Ces dernières années, plusieurs barreaux ont introduit dans leur règlement intérieur des dispositions interdisant le port de signes manifestant ostensiblement une appartenance religieuse, communautaire ou politique, avec la robe d’avocat. C’est le cas des barreaux de Paris, de Seine-Saint-Denis, de Marseille, de Lille ou de Lyon, par exemple. En 2016, à la suite d’un incident d’audience impliquant une avocate qui s’est présentée voilée, le bâtonnier de Bobigny a demandé aux institutions représentatives de la profession de réglementer la tenue d’audience des avocats, demande relayée peu après par la Conférence des bâtonniers. Mais, en 2017, le Conseil national des barreaux a refusé de réglementer cette question.
Vers une réglementation nationale unifiée ?
En juillet 2020, la cour d’appel de Douai a rejeté le recours d’une élève avocate et d’un avocat contre une délibération du conseil de l’ordre des de Lille visant à introduire dans le règlement intérieur du barreau une disposition qui interdit le port de signes distinctifs avec la robe d’avocat. Dans un arrêt du 2 mars 2022, la Cour de cassation a confirmé la décision de la cour d’appel de Douai. La première chambre civile a jugé que l’indépendance des avocats peut constituer un fondement juridique permettant de leur interdire d’exprimer leurs convictions religieuses, politiques et philosophiques par le port de signes distinctifs. Elle relève notamment que, lorsqu’il concoure au service public de la justice, l’avocat « se doit d’effacer ce qui lui est personnel », et qu’« en l’absence de disposition législative spécifique et à défaut de disposition d’ordre réglementaire édictée par le Conseil national des barreaux, il entre dans les attributions d’un conseil de l’ordre de réglementer le port et l’usage du costume de sa profession ».

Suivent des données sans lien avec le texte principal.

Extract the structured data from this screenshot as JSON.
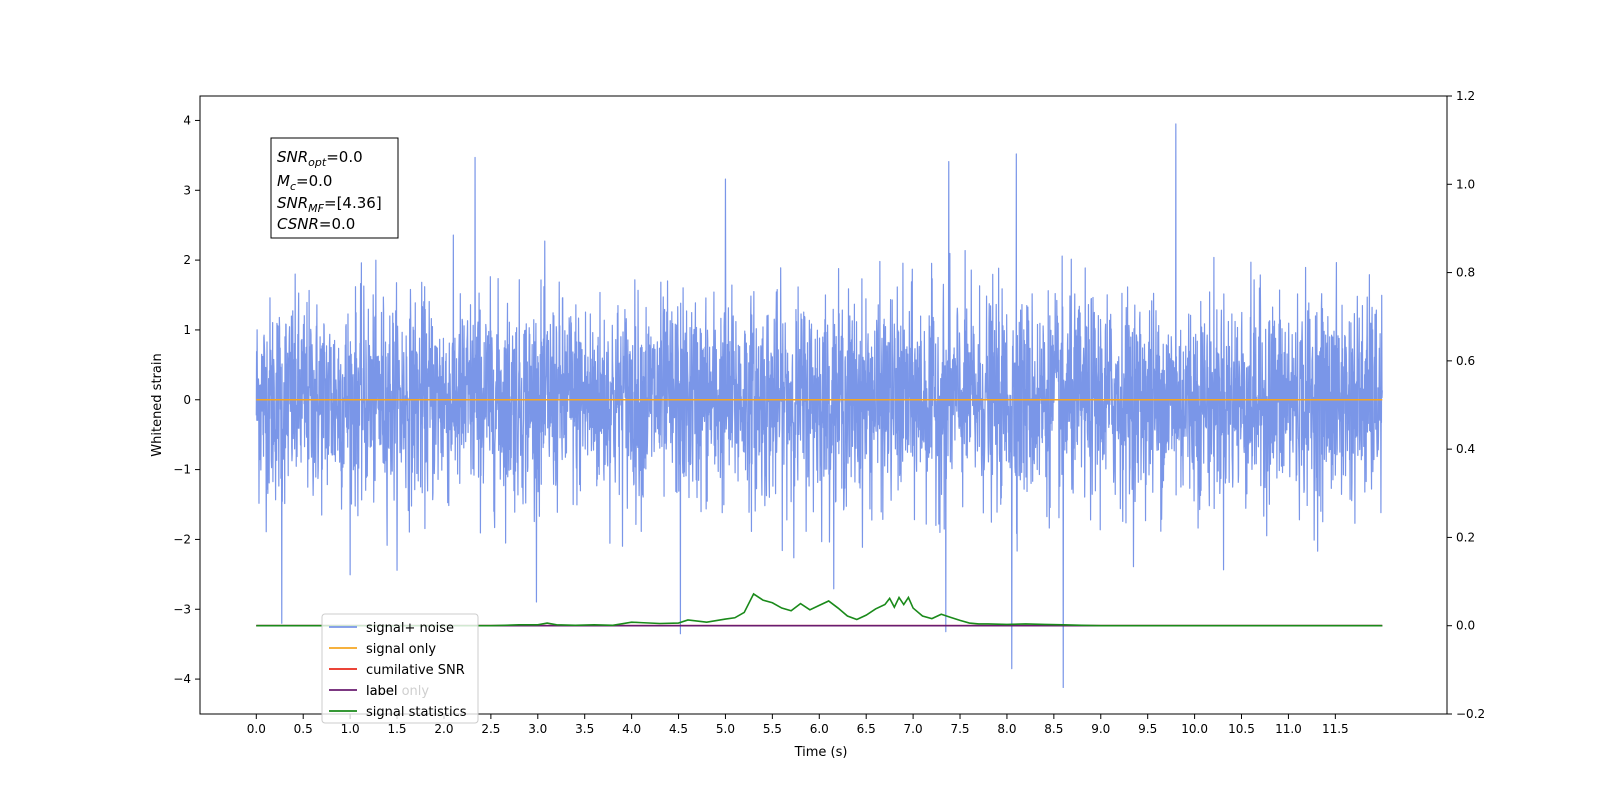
{
  "chart_data": {
    "type": "line",
    "title": "",
    "xlabel": "Time (s)",
    "ylabel": "Whitened strain",
    "xlim": [
      -0.6,
      12.69
    ],
    "ylim": [
      -4.5,
      4.35
    ],
    "y2lim": [
      -0.2,
      1.2
    ],
    "grid": false,
    "legend_position": "lower-left",
    "x_ticks": [
      0.0,
      0.5,
      1.0,
      1.5,
      2.0,
      2.5,
      3.0,
      3.5,
      4.0,
      4.5,
      5.0,
      5.5,
      6.0,
      6.5,
      7.0,
      7.5,
      8.0,
      8.5,
      9.0,
      9.5,
      10.0,
      10.5,
      11.0,
      11.5
    ],
    "x_tick_labels": [
      "0.0",
      "0.5",
      "1.0",
      "1.5",
      "2.0",
      "2.5",
      "3.0",
      "3.5",
      "4.0",
      "4.5",
      "5.0",
      "5.5",
      "6.0",
      "6.5",
      "7.0",
      "7.5",
      "8.0",
      "8.5",
      "9.0",
      "9.5",
      "10.0",
      "10.5",
      "11.0",
      "11.5"
    ],
    "y_ticks": [
      4,
      3,
      2,
      1,
      0,
      -1,
      -2,
      -3,
      -4
    ],
    "y_tick_labels": [
      "4",
      "3",
      "2",
      "1",
      "0",
      "−1",
      "−2",
      "−3",
      "−4"
    ],
    "y2_ticks": [
      1.2,
      1.0,
      0.8,
      0.6,
      0.4,
      0.2,
      0.0,
      -0.2
    ],
    "y2_tick_labels": [
      "1.2",
      "1.0",
      "0.8",
      "0.6",
      "0.4",
      "0.2",
      "0.0",
      "−0.2"
    ],
    "legend": [
      "signal+ noise",
      "signal only",
      "cumilative SNR",
      "label",
      "signal statistics"
    ],
    "legend_overlap_text": "label only",
    "annotation": {
      "lines": [
        {
          "base": "SNR",
          "sub": "opt",
          "rest": "=0.0"
        },
        {
          "base": "M",
          "sub": "c",
          "rest": "=0.0"
        },
        {
          "base": "SNR",
          "sub": "MF",
          "rest": "=[4.36]"
        },
        {
          "base": "CSNR",
          "sub": "",
          "rest": "=0.0"
        }
      ]
    },
    "series": [
      {
        "name": "signal+ noise",
        "axis": "left",
        "color": "#7a96e8",
        "description": "dense whitened strain noise between 0.0 and 12.0 s",
        "x_range": [
          0.0,
          12.0
        ],
        "amplitude_envelope": [
          -3.0,
          3.0
        ],
        "notable_peaks": [
          {
            "x": 0.27,
            "y": -3.2
          },
          {
            "x": 2.33,
            "y": 3.47
          },
          {
            "x": 4.52,
            "y": -3.35
          },
          {
            "x": 5.0,
            "y": 3.16
          },
          {
            "x": 7.38,
            "y": 3.41
          },
          {
            "x": 7.35,
            "y": -3.32
          },
          {
            "x": 8.05,
            "y": -3.85
          },
          {
            "x": 8.1,
            "y": 3.52
          },
          {
            "x": 8.6,
            "y": -4.12
          },
          {
            "x": 9.8,
            "y": 3.95
          }
        ]
      },
      {
        "name": "signal only",
        "axis": "left",
        "color": "#f5a623",
        "x": [
          0.0,
          12.0
        ],
        "y": [
          0.0,
          0.0
        ]
      },
      {
        "name": "cumilative SNR",
        "axis": "right",
        "color": "#e8291c",
        "x": [
          0.0,
          12.0
        ],
        "y": [
          0.0,
          0.0
        ]
      },
      {
        "name": "label",
        "axis": "right",
        "color": "#6a1b6f",
        "x": [
          0.0,
          12.0
        ],
        "y": [
          0.0,
          0.0
        ]
      },
      {
        "name": "signal statistics",
        "axis": "right",
        "color": "#1a8a1a",
        "x": [
          0.0,
          2.5,
          2.8,
          3.0,
          3.1,
          3.2,
          3.4,
          3.6,
          3.8,
          4.0,
          4.1,
          4.3,
          4.5,
          4.6,
          4.8,
          5.0,
          5.1,
          5.2,
          5.3,
          5.4,
          5.5,
          5.6,
          5.7,
          5.8,
          5.9,
          6.0,
          6.1,
          6.2,
          6.3,
          6.4,
          6.5,
          6.6,
          6.7,
          6.75,
          6.8,
          6.85,
          6.9,
          6.95,
          7.0,
          7.1,
          7.2,
          7.3,
          7.4,
          7.5,
          7.6,
          7.7,
          7.8,
          8.0,
          8.2,
          8.4,
          8.6,
          8.8,
          9.0,
          12.0
        ],
        "y": [
          0.0,
          0.0,
          0.002,
          0.002,
          0.006,
          0.002,
          0.001,
          0.002,
          0.001,
          0.008,
          0.007,
          0.005,
          0.006,
          0.013,
          0.008,
          0.015,
          0.018,
          0.03,
          0.072,
          0.058,
          0.052,
          0.04,
          0.034,
          0.05,
          0.036,
          0.046,
          0.056,
          0.04,
          0.022,
          0.014,
          0.024,
          0.038,
          0.048,
          0.062,
          0.042,
          0.064,
          0.048,
          0.064,
          0.04,
          0.022,
          0.016,
          0.026,
          0.019,
          0.012,
          0.006,
          0.004,
          0.004,
          0.003,
          0.004,
          0.003,
          0.002,
          0.001,
          0.0,
          0.0
        ]
      }
    ]
  }
}
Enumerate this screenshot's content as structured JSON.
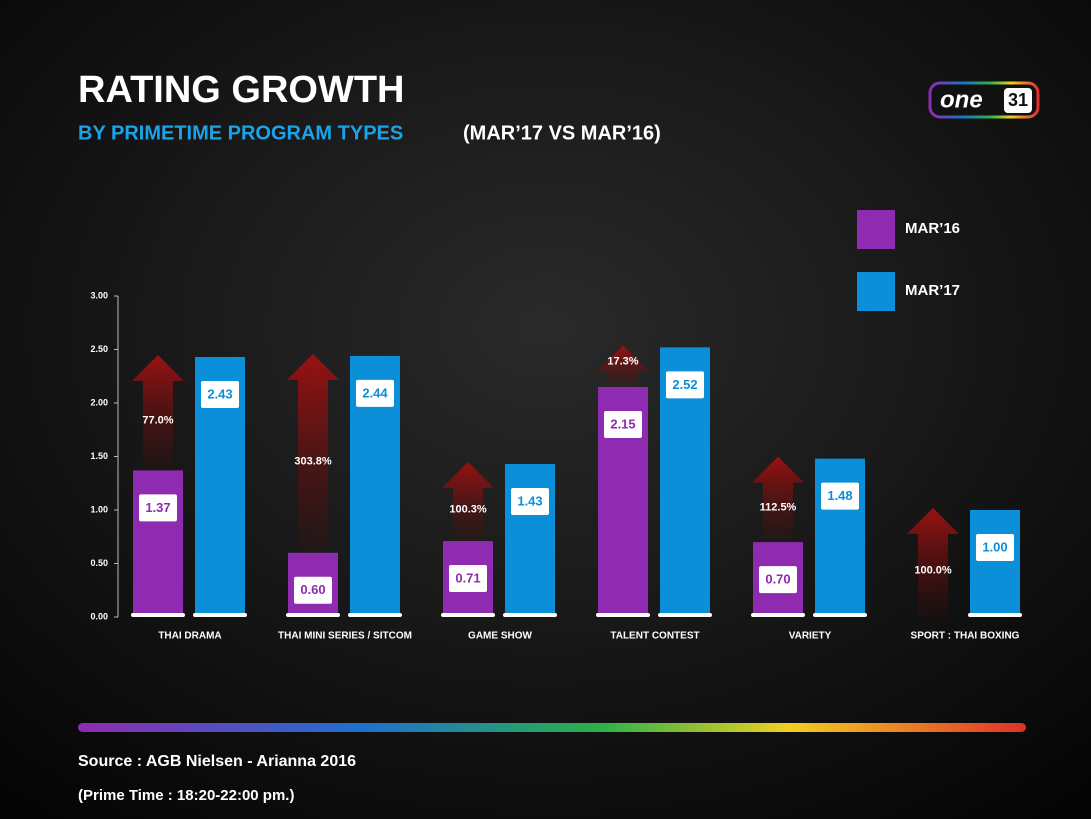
{
  "chart_data": {
    "type": "bar",
    "title": "RATING GROWTH",
    "subtitle": "BY PRIMETIME PROGRAM TYPES",
    "subtitle_note": "(MAR’17 VS MAR’16)",
    "logo": [
      "one",
      "31"
    ],
    "categories": [
      "THAI DRAMA",
      "THAI MINI SERIES / SITCOM",
      "GAME SHOW",
      "TALENT CONTEST",
      "VARIETY",
      "SPORT : THAI BOXING"
    ],
    "series": [
      {
        "name": "MAR’16",
        "color": "#8e2bb0",
        "values": [
          1.37,
          0.6,
          0.71,
          2.15,
          0.7,
          null
        ],
        "value_labels": [
          "1.37",
          "0.60",
          "0.71",
          "2.15",
          "0.70",
          null
        ]
      },
      {
        "name": "MAR’17",
        "color": "#0a8fd8",
        "values": [
          2.43,
          2.44,
          1.43,
          2.52,
          1.48,
          1.0
        ],
        "value_labels": [
          "2.43",
          "2.44",
          "1.43",
          "2.52",
          "1.48",
          "1.00"
        ]
      }
    ],
    "annotations": [
      "77.0%",
      "303.8%",
      "100.3%",
      "17.3%",
      "112.5%",
      "100.0%"
    ],
    "ylim": [
      0,
      3
    ],
    "yticks": [
      {
        "value": 0,
        "label": "0.00"
      },
      {
        "value": 0.5,
        "label": "0.50"
      },
      {
        "value": 1,
        "label": "1.00"
      },
      {
        "value": 1.5,
        "label": "1.50"
      },
      {
        "value": 2,
        "label": "2.00"
      },
      {
        "value": 2.5,
        "label": "2.50"
      },
      {
        "value": 3,
        "label": "3.00"
      }
    ],
    "legend": "upper right",
    "footnotes": [
      "Source : AGB Nielsen -  Arianna 2016",
      "(Prime Time : 18:20-22:00 pm.)"
    ]
  }
}
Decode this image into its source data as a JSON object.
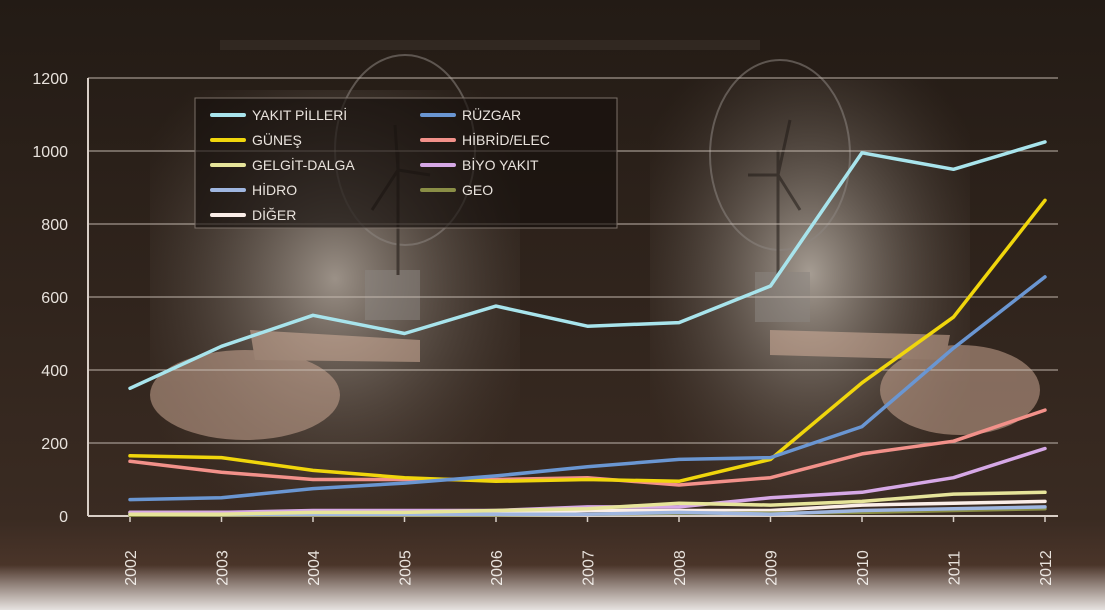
{
  "chart_data": {
    "type": "line",
    "title": "",
    "xlabel": "",
    "ylabel": "",
    "x": [
      "2002",
      "2003",
      "2004",
      "2005",
      "2006",
      "2007",
      "2008",
      "2009",
      "2010",
      "2011",
      "2012"
    ],
    "ylim": [
      0,
      1200
    ],
    "yticks": [
      "0",
      "200",
      "400",
      "600",
      "800",
      "1000",
      "1200"
    ],
    "grid": true,
    "legend_position": "top-left",
    "series": [
      {
        "name": "YAKIT PİLLERİ",
        "color": "#a8e4ec",
        "values": [
          350,
          465,
          550,
          500,
          575,
          520,
          530,
          630,
          995,
          950,
          1025
        ]
      },
      {
        "name": "RÜZGAR",
        "color": "#6a96d2",
        "values": [
          45,
          50,
          75,
          90,
          110,
          135,
          155,
          160,
          245,
          460,
          655
        ]
      },
      {
        "name": "GÜNEŞ",
        "color": "#f0d60c",
        "values": [
          165,
          160,
          125,
          105,
          95,
          100,
          95,
          155,
          365,
          545,
          865
        ]
      },
      {
        "name": "HİBRİD/ELEC",
        "color": "#f2918a",
        "values": [
          150,
          120,
          100,
          100,
          100,
          105,
          85,
          105,
          170,
          205,
          290
        ]
      },
      {
        "name": "GELGİT-DALGA",
        "color": "#e6e49a",
        "values": [
          5,
          5,
          10,
          10,
          15,
          20,
          35,
          30,
          40,
          60,
          65
        ]
      },
      {
        "name": "BİYO YAKIT",
        "color": "#d6a8e6",
        "values": [
          10,
          10,
          15,
          15,
          15,
          25,
          25,
          50,
          65,
          105,
          185
        ]
      },
      {
        "name": "HİDRO",
        "color": "#9fb6e0",
        "values": [
          5,
          5,
          5,
          5,
          5,
          5,
          10,
          5,
          15,
          20,
          25
        ]
      },
      {
        "name": "GEO",
        "color": "#8a8e46",
        "values": [
          2,
          3,
          3,
          3,
          3,
          5,
          8,
          8,
          10,
          15,
          20
        ]
      },
      {
        "name": "DİĞER",
        "color": "#fbeee8",
        "values": [
          10,
          10,
          10,
          10,
          10,
          15,
          15,
          15,
          30,
          35,
          40
        ]
      }
    ]
  }
}
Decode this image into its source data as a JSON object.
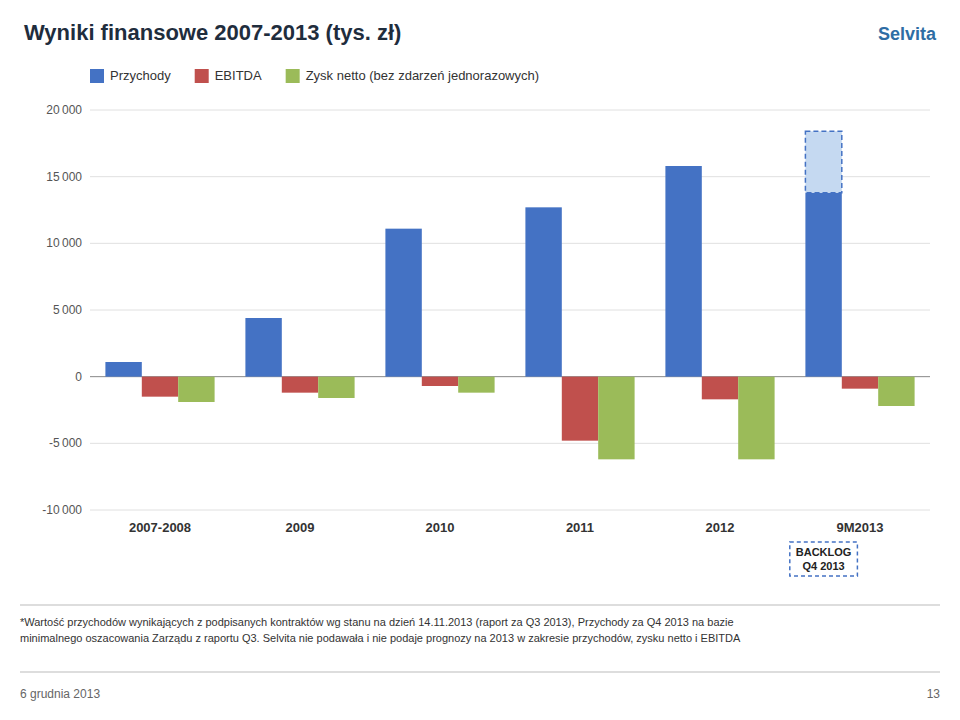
{
  "chart_data": {
    "type": "bar",
    "title": "Wyniki finansowe 2007-2013 (tys. zł)",
    "categories": [
      "2007-2008",
      "2009",
      "2010",
      "2011",
      "2012",
      "9M2013"
    ],
    "series": [
      {
        "name": "Przychody",
        "color": "#4472C4",
        "values": [
          1100,
          4400,
          11100,
          12700,
          15800,
          13800
        ]
      },
      {
        "name": "EBITDA",
        "color": "#C0504D",
        "values": [
          -1500,
          -1200,
          -700,
          -4800,
          -1700,
          -900
        ]
      },
      {
        "name": "Zysk netto (bez zdarzeń jednorazowych)",
        "color": "#9BBB59",
        "values": [
          -1900,
          -1600,
          -1200,
          -6200,
          -6200,
          -2200
        ]
      }
    ],
    "backlog": {
      "label": "BACKLOG\nQ4 2013",
      "category": "9M2013",
      "value": 18400,
      "color": "#C5D9F1"
    },
    "ylim": [
      -10000,
      20000
    ],
    "yticks": [
      {
        "value": -10000,
        "label": "-10 000"
      },
      {
        "value": -5000,
        "label": "-5 000"
      },
      0,
      {
        "value": 5000,
        "label": "5 000"
      },
      {
        "value": 10000,
        "label": "10 000"
      },
      {
        "value": 15000,
        "label": "15 000"
      },
      {
        "value": 20000,
        "label": "20 000"
      }
    ],
    "grid": true,
    "legend": "top",
    "brand": "Selvita",
    "footnotes": [
      "*Wartość przychodów wynikających z podpisanych kontraktów wg stanu na dzień 14.11.2013 (raport za Q3 2013), Przychody za Q4 2013 na bazie",
      "minimalnego oszacowania Zarządu z raportu Q3. Selvita nie podawała i nie podaje prognozy na 2013 w zakresie przychodów, zysku netto i EBITDA"
    ],
    "footer": [
      "6 grudnia 2013",
      "13"
    ]
  }
}
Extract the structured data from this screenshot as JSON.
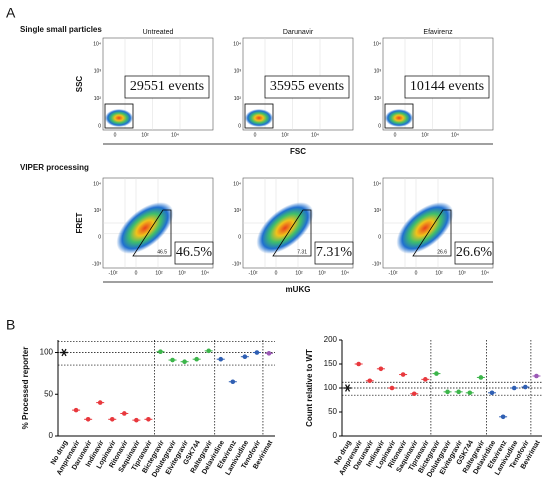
{
  "panel_a": {
    "label": "A",
    "row1_title": "Single small particles",
    "row2_title": "VIPER processing",
    "conditions": [
      "Untreated",
      "Darunavir",
      "Efavirenz"
    ],
    "events": [
      "29551 events",
      "35955 events",
      "10144 events"
    ],
    "percent": [
      "46.5%",
      "7.31%",
      "26.6%"
    ],
    "gate_counts": [
      "46.5",
      "7.31",
      "26.6"
    ],
    "row1_y": "SSC",
    "row1_x": "FSC",
    "row2_y": "FRET",
    "row2_x": "mUKG",
    "row1_yticks": [
      "10⁴",
      "10³",
      "10²",
      "0"
    ],
    "row1_xticks": [
      "0",
      "10²",
      "10⁴"
    ],
    "row2_yticks": [
      "10⁴",
      "10³",
      "0",
      "-10³"
    ],
    "row2_xticks": [
      "-10²",
      "0",
      "10²",
      "10³",
      "10⁴"
    ]
  },
  "panel_b": {
    "label": "B"
  },
  "chart_data": [
    {
      "type": "scatter",
      "ylabel": "% Processed reporter",
      "categories": [
        "No drug",
        "Amprenavir",
        "Darunavir",
        "Indinavir",
        "Lopinavir",
        "Ritonavir",
        "Saquinavir",
        "Tipranavir",
        "Bictegravir",
        "Dolutegravir",
        "Elvitegravir",
        "GSK744",
        "Raltegravir",
        "Delavirdine",
        "Efavirenz",
        "Lamivudine",
        "Tenofovir",
        "Bevirimat"
      ],
      "values": [
        100,
        31,
        20,
        40,
        20,
        27,
        19,
        20,
        101,
        91,
        89,
        92,
        102,
        92,
        65,
        95,
        100,
        99
      ],
      "colors": [
        "#111111",
        "#e8383d",
        "#e8383d",
        "#e8383d",
        "#e8383d",
        "#e8383d",
        "#e8383d",
        "#e8383d",
        "#3cb54a",
        "#3cb54a",
        "#3cb54a",
        "#3cb54a",
        "#3cb54a",
        "#2f5fb3",
        "#2f5fb3",
        "#2f5fb3",
        "#2f5fb3",
        "#9b59b6"
      ],
      "ylim": [
        0,
        115
      ],
      "yticks": [
        0,
        50,
        100
      ],
      "reference_lines": [
        85,
        100,
        113
      ]
    },
    {
      "type": "scatter",
      "ylabel": "Count relative to WT",
      "categories": [
        "No drug",
        "Amprenavir",
        "Darunavir",
        "Indinavir",
        "Lopinavir",
        "Ritonavir",
        "Saquinavir",
        "Tipranavir",
        "Bictegravir",
        "Dolutegravir",
        "Elvitegravir",
        "GSK744",
        "Raltegravir",
        "Delavirdine",
        "Efavirenz",
        "Lamivudine",
        "Tenofovir",
        "Bevirimat"
      ],
      "values": [
        100,
        150,
        115,
        140,
        100,
        128,
        88,
        118,
        130,
        92,
        92,
        90,
        122,
        90,
        40,
        100,
        102,
        125
      ],
      "colors": [
        "#111111",
        "#e8383d",
        "#e8383d",
        "#e8383d",
        "#e8383d",
        "#e8383d",
        "#e8383d",
        "#e8383d",
        "#3cb54a",
        "#3cb54a",
        "#3cb54a",
        "#3cb54a",
        "#3cb54a",
        "#2f5fb3",
        "#2f5fb3",
        "#2f5fb3",
        "#2f5fb3",
        "#9b59b6"
      ],
      "ylim": [
        0,
        200
      ],
      "yticks": [
        0,
        50,
        100,
        150,
        200
      ],
      "reference_lines": [
        85,
        100,
        112
      ]
    }
  ]
}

En septembre 2022, le Conseil national des barreaux a confié à l’ancien président de la section de l’intérieur du Conseil d’État, Christian Vigouroux, une réflexion sur « le costume d’audience de l’avocat » destinée à harmoniser les règles applicables dans tous les barreaux de France au port de signes distinctifs avec la robe d’avocat. Les conclusions de ces travaux seront officiellement présentées le 6 avril prochain à l’assemblée générale du Conseil national des barreaux, qui décidera alors des suites à donner à cet avis.